No al licenziamento disciplinare se c'è sanzione conservativa

L’utilizzo improprio della e-mail aziendale e l’elusione, da parte del lavoratore, delle specifiche informative e dei molteplici avvisi effettuati dal datore di lavoro al fine di prevenire abusi, non è sufficiente a configurare un licenziamento per giusta causa, laddove sia presente un codice disciplinare o una contrattazione collettiva che prevede, per tale infrazione, una sanzione conservativa (Cassazione sentenza n. 22353/2015).
Il caso di specie riguarda il ricorso presentato da un lavoratore licenziato per aver utilizzato in maniera impropria gli strumenti di lavoro aziendali e nella specie il personal computer in dotazione, le reti informatiche aziendali e la casella di posta elettronica.
Nei primi due gradi di giudizio è stata dichiarata l’illegittimità del licenziamento disciplinare intimato dal datore di lavoro in quanto gli addebiti attribuiti al lavoratore rientravano nella previsione del contratto collettivo di categoria, con applicazione della sanzione conservativa.

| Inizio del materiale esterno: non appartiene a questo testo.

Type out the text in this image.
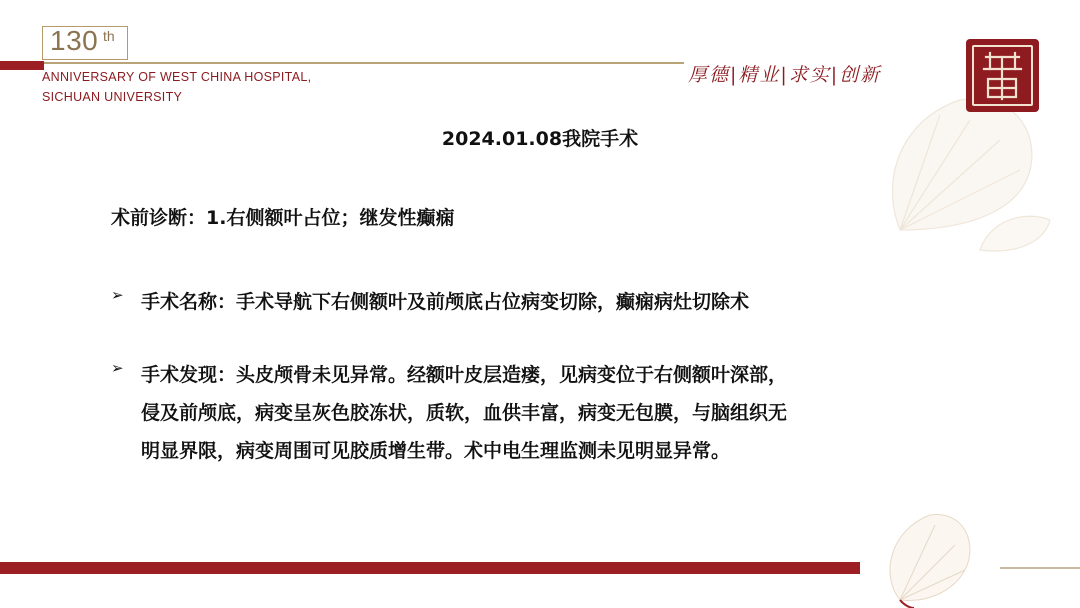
130 th
ANNIVERSARY OF WEST CHINA HOSPITAL,
SICHUAN UNIVERSITY
厚德|精业|求实|创新
2024.01.08我院手术
术前诊断：1.右侧额叶占位；继发性癫痫
➢ 手术名称：手术导航下右侧额叶及前颅底占位病变切除，癫痫病灶切除术
➢ 手术发现：头皮颅骨未见异常。经额叶皮层造瘘，见病变位于右侧额叶深部，
侵及前颅底，病变呈灰色胶冻状，质软，血供丰富，病变无包膜，与脑组织无
明显界限，病变周围可见胶质增生带。术中电生理监测未见明显异常。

Secondo i giudici, infatti, non è stato possibile ritenere tale condotta più grave rispetto a quella prevista dalla disposizione contrattuale, in quanto non è emerso che l'utilizzo personale della posta elettronica e della navigazione in Internet avessero determinato una significativa sottrazione di tempo all'attività di lavoro, né che la condotta avesse realizzato il blocco del lavoro, con grave danno per l’attività produttiva.
Infine, la Cassazione ha nuovamente rigettato il ricorso presentato dalla società datoriale, ribadendo il principio che considera la giusta causa di licenziamento, così come il giustificato motivo, una nozione che la legge, allo scopo di un adeguamento delle norme alla realtà da disciplinare, articolata e mutevole nel tempo, configura con disposizioni (ascrivibili alla tipologia delle cosiddette clausole generali) di limitato contenuto, delineanti un modulo generico che richiede di essere specificato in sede interpretativa, mediante la valorizzazione sia di fattori esterni relativi alla coscienza generale, sia di principi che la stessa disposizione tacitamente richiama.
Tali specificazioni del parametro normativo hanno natura di norma giuridica e la loro disapplicazione è, quindi, deducibile in sede di legittimità come violazione di legge, l’accertamento della concreta ricorrenza, nel fatto dedotto in giudizio, degli elementi che integrano il parametro normativo e le sue specificazioni e della loro concreta attitudine a costituire giusta causa o giustificato motivo di licenziamento, è quindi sindacabile in cassazione, a condizione che la contestazione non si limiti ad una censura generica e meramente contrappositiva, ma contenga, invece, una specifica denuncia di incoerenza rispetto agli "standards" conformi ai valori dell’ordinamento, esistenti nella realtà sociale.